Mike admits being a big fan of objective measurement – he covered the topic in his university thesis – and said he was attracted to Te Mania for its high-accuracy estimated breeding values.
In particular he pays close attention to figures for calving ease, mature cow weight, fat, days to calving, scrotal size, marbling and muscling.
Bulls are joined to cows for nine weeks from November 1 each year, resulting in a mid-August to September calving.
Mike said the timing was determined with the help of the McKinnon Project’s Lisa Warn, based on the CSIRO GrassGrow program and refined with the help of Meat and Livestock Australia’s feed demand calculator.
“What I was aiming to achieve was the maximum utilisation of the grass,” Mike said.
“By joining then, calving at that time, keeping the steers through the second spring allows me to get the highest feed utilisation I can.”
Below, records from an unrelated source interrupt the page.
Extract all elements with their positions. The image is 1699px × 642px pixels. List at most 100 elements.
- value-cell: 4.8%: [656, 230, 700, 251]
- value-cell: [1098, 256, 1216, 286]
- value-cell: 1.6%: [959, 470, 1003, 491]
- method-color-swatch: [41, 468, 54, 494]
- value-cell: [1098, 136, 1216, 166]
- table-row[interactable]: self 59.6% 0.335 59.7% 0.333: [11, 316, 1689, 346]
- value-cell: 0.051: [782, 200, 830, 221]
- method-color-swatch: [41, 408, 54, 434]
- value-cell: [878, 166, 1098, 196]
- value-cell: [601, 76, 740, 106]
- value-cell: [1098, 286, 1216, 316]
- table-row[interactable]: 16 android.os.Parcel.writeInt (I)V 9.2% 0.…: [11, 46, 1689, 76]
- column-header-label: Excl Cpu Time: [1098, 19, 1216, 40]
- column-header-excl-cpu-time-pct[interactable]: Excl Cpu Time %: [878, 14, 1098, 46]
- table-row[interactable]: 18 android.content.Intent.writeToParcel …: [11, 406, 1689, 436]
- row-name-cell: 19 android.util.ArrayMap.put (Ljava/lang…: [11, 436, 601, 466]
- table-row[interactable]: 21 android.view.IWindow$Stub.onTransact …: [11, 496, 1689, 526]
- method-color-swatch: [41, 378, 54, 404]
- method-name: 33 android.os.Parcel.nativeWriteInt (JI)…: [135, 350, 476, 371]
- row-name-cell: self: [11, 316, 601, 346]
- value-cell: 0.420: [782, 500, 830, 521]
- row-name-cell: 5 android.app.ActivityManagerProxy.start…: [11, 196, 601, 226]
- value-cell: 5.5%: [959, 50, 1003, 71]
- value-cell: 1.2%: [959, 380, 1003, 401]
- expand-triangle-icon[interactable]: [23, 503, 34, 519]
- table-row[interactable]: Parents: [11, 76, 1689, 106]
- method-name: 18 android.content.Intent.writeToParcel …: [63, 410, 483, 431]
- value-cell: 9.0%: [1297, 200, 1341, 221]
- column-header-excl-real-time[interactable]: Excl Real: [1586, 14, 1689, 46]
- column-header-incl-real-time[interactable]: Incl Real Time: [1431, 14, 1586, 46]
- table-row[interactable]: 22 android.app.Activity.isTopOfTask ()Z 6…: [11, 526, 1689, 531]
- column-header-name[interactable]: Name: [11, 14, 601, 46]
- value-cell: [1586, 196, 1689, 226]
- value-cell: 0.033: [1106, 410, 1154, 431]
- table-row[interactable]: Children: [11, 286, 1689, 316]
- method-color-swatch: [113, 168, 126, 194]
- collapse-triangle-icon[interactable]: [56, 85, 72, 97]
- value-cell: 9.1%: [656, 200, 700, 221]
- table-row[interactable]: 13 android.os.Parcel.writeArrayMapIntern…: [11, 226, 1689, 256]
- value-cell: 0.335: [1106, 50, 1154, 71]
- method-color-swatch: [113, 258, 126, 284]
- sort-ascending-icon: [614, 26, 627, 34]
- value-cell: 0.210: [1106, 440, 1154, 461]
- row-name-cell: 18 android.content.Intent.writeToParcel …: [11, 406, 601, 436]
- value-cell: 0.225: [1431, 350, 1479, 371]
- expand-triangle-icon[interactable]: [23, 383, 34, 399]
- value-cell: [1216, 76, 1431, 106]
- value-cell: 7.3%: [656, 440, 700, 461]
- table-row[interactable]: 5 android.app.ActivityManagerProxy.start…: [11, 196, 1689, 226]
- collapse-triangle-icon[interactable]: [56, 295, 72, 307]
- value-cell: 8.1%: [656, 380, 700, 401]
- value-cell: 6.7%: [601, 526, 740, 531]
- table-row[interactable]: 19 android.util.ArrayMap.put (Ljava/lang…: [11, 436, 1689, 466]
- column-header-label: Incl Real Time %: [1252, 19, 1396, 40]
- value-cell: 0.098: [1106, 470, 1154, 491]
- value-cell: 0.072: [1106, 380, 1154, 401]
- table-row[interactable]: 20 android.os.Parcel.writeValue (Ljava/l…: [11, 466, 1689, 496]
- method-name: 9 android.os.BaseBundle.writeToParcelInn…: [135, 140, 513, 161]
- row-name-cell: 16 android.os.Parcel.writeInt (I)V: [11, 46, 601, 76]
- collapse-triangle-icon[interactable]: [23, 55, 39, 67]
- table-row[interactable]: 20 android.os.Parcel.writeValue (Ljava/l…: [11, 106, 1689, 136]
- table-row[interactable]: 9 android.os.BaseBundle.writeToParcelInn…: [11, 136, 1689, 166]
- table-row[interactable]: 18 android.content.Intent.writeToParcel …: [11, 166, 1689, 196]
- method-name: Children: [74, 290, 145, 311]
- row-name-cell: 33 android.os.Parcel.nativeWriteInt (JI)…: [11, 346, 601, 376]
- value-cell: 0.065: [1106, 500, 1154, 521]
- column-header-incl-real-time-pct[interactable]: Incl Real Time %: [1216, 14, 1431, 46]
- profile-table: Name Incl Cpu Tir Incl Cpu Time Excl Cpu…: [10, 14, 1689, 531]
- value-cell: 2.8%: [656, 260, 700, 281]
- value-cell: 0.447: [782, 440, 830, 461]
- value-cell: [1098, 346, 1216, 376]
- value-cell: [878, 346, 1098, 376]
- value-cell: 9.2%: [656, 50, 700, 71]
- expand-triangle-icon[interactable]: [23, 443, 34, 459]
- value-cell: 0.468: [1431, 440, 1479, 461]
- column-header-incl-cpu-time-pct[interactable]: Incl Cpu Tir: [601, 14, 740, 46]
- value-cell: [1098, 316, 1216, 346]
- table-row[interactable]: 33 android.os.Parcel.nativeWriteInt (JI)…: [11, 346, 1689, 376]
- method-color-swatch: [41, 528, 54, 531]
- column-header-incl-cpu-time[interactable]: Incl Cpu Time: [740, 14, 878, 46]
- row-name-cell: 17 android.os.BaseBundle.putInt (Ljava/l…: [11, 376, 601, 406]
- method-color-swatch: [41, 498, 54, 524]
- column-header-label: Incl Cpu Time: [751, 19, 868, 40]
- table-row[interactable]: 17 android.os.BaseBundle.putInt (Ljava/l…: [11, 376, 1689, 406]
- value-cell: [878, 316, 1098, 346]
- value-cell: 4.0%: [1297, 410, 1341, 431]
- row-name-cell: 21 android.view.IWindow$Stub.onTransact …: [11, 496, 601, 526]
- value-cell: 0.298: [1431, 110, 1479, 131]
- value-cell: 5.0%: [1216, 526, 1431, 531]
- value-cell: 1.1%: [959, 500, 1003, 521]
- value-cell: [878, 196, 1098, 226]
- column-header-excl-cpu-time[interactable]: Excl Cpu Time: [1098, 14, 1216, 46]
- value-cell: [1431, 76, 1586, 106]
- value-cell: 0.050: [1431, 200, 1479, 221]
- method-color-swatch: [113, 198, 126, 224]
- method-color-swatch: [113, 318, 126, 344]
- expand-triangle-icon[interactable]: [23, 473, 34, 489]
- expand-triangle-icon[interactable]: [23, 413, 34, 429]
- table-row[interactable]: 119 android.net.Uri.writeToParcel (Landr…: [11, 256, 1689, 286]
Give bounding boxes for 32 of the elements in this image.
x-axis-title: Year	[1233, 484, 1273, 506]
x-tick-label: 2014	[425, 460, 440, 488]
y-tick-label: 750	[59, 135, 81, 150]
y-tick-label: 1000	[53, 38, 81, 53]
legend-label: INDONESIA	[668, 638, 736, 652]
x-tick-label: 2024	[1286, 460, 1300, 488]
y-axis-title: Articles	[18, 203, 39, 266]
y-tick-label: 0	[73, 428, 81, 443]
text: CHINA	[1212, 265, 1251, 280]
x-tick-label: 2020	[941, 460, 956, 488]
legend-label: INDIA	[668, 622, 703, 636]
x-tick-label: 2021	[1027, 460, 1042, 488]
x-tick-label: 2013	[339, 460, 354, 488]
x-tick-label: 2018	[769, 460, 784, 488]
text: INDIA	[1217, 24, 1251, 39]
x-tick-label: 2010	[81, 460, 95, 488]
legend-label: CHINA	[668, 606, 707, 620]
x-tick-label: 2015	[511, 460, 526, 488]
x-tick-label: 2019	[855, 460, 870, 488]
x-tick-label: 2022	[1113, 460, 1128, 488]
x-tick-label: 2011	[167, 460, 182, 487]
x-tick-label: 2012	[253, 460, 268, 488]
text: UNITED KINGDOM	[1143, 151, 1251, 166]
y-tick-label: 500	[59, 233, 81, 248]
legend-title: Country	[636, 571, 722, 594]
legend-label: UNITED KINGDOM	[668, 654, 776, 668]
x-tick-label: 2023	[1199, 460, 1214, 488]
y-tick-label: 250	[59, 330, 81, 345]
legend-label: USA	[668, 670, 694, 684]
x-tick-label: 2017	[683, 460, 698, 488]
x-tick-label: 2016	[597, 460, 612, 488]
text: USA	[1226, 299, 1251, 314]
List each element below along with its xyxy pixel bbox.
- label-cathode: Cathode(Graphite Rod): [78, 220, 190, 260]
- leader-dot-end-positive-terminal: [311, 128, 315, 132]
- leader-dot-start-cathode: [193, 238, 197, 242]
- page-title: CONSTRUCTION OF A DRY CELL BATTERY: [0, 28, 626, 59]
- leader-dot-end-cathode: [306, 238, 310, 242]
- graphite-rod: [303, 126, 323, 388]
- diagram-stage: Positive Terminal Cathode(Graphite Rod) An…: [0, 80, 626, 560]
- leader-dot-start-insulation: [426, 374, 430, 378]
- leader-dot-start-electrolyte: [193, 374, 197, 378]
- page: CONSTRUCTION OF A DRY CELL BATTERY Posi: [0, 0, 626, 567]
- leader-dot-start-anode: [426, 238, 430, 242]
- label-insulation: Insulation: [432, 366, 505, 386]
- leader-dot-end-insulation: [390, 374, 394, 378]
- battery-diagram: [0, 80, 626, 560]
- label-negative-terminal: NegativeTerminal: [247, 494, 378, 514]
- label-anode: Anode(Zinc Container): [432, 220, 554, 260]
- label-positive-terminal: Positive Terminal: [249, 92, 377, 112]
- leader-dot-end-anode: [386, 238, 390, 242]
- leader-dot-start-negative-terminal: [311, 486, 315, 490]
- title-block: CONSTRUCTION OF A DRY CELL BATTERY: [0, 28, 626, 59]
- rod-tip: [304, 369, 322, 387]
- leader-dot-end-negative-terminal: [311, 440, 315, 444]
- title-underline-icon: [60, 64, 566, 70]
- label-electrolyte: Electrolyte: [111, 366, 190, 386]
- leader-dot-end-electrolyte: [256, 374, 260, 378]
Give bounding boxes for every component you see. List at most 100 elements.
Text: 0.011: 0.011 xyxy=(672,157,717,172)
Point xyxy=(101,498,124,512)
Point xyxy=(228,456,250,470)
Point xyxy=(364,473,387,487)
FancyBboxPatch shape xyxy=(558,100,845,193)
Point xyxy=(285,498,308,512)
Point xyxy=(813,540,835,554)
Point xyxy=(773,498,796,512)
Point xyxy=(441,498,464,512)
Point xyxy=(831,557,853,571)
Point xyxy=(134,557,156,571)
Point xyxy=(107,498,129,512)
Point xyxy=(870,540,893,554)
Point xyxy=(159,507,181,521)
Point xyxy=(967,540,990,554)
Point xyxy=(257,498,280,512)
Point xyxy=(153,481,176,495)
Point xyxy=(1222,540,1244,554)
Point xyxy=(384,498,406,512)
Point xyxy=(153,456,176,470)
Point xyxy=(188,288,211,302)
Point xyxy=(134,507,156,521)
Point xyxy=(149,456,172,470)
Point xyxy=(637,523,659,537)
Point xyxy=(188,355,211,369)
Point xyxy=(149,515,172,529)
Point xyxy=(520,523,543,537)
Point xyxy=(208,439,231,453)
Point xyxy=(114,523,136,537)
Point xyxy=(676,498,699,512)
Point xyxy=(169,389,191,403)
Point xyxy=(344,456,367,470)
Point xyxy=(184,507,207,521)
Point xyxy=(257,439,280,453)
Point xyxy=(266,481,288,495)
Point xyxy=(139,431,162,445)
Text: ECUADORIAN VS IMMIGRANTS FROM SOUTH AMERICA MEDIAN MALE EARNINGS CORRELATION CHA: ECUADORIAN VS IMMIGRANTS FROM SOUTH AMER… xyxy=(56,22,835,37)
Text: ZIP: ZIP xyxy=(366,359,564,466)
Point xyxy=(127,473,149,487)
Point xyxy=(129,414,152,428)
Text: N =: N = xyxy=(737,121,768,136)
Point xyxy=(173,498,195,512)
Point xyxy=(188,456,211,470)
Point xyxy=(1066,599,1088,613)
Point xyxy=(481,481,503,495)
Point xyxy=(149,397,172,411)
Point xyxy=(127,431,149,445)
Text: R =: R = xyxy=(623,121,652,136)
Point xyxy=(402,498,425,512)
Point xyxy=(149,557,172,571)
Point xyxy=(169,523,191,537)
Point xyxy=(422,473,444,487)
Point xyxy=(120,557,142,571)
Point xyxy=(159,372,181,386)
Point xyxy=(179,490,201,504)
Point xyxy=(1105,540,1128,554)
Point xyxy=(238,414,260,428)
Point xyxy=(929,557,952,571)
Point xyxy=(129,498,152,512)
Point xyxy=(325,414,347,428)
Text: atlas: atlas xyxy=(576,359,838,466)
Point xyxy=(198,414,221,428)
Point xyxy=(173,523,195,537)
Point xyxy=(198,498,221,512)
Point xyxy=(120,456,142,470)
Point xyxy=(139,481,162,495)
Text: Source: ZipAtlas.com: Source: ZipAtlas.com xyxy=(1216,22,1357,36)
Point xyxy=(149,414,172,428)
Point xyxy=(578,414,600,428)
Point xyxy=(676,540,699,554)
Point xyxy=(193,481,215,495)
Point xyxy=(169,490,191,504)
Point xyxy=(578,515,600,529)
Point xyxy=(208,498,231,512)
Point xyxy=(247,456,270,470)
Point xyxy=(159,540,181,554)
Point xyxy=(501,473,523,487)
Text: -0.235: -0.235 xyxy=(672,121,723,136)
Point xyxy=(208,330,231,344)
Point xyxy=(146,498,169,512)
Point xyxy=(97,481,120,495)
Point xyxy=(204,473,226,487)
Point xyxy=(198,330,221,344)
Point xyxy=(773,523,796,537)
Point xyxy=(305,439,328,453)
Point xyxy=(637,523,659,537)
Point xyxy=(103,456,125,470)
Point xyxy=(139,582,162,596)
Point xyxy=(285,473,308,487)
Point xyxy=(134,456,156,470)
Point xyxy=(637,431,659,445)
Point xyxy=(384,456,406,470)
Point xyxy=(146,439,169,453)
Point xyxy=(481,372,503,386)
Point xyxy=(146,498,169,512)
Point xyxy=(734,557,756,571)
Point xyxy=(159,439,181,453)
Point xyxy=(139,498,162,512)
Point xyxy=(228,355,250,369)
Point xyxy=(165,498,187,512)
Stocking rates range from 13 dry sheep equivalents per hectare in autumn “when things get tight” to more than 20 DSE/ha during spring.
Mike wants to reduce joining to six weeks but “you always have this overhanging concern that a bull hasn’t been performing properly”.
“If I look at some of my production data, I need to lift the kilograms of beef I’m producing per hectare. And the best way to do that is with a tighter calving program. I just need to work out a way to take some of that risk out of a bull not performing.”
All the heifers are artificially inseminated, “which brings most of your heifer calving forward to very early in the calving period”.
They are joined at 15 months of age, weighing about 400kg, to calve at two years. Bulls used in the AI program are the “next generation of Te Mania genetics” and can be aged as young as 15 months.
“Given the heifer’s lower milk (production), it gives their calves more chance to catch up with the calves out of the older cows,” Mike said.
He said there were two rounds of AI, with about a 60 per cent strike rate in the first fixed-time insemination that meant most calved over 10 days.
“So there’s a 10-day period where I need to try and be at the farm. And then three weeks later you get another calving block with another 30 per cent (of heifers). It does make calving supervision a bit easier.”
Cows are joined to Te Mania-leased sires. One bull is used over 60 cows.
“I do push them a bit (in terms of bull-to-female ratio),” Mike said.
With a plan to improve the accuracy of breeding values in his own herd, Mike said bulls were ideally returned Team Te Mania lease sires “that have done a couple of seasons on one of the other progeny-test herds and are stacking up pretty well”.
“That is my preference over younger bulls,” he said.
“It also means I can use them over 60 cows whereas younger bulls I might only be able to put over 40 cows.”
Depending on “what’s coming through Te Mania and what’s available” the bulls will be retained for two or three years.
All calves are tagged at birth. The heifer’s calves are weighed while the cows’ calves are given a size score.
“That’s the period of the year when the workload is reasonably heavy and I try to be there for as much of that as I can. I enjoy it,” Mike said.
The calves run with their mothers for six months until they are weaned in February.
To avoid supplementary feeding, the calves are weaned as soon as their mothers start to slip in condition.
“Then hopefully the cows have enough condition to carry them all the way through the autumn until their next calving without any supplementary feeding,” Mike said.
Mike said he preferred yard weaning, whereby the calves are drafted off their mothers and spend two weeks in the yards being fed hay or silage with increased human interaction.
They are then let out in a phalaris paddock “that can take a bit of bashing”.
“They’ll stay there on feeders until we get that autumn break and wedge of feed,” Mike said.
“With this year’s late break I cut it a bit fine – the weaners were fed through until the early June and I used all of the hay purchased last spring.”
Mike said the calves weighed about 230kg when they came off the cows and “they don’t do too much more than hold their condition in that post-weaning period”.
“They might put on half a kilogram a day through until mid-winter and as we get to the end of winter they’ll start to pick up and through spring they’re putting on over 2kg a day,” he said.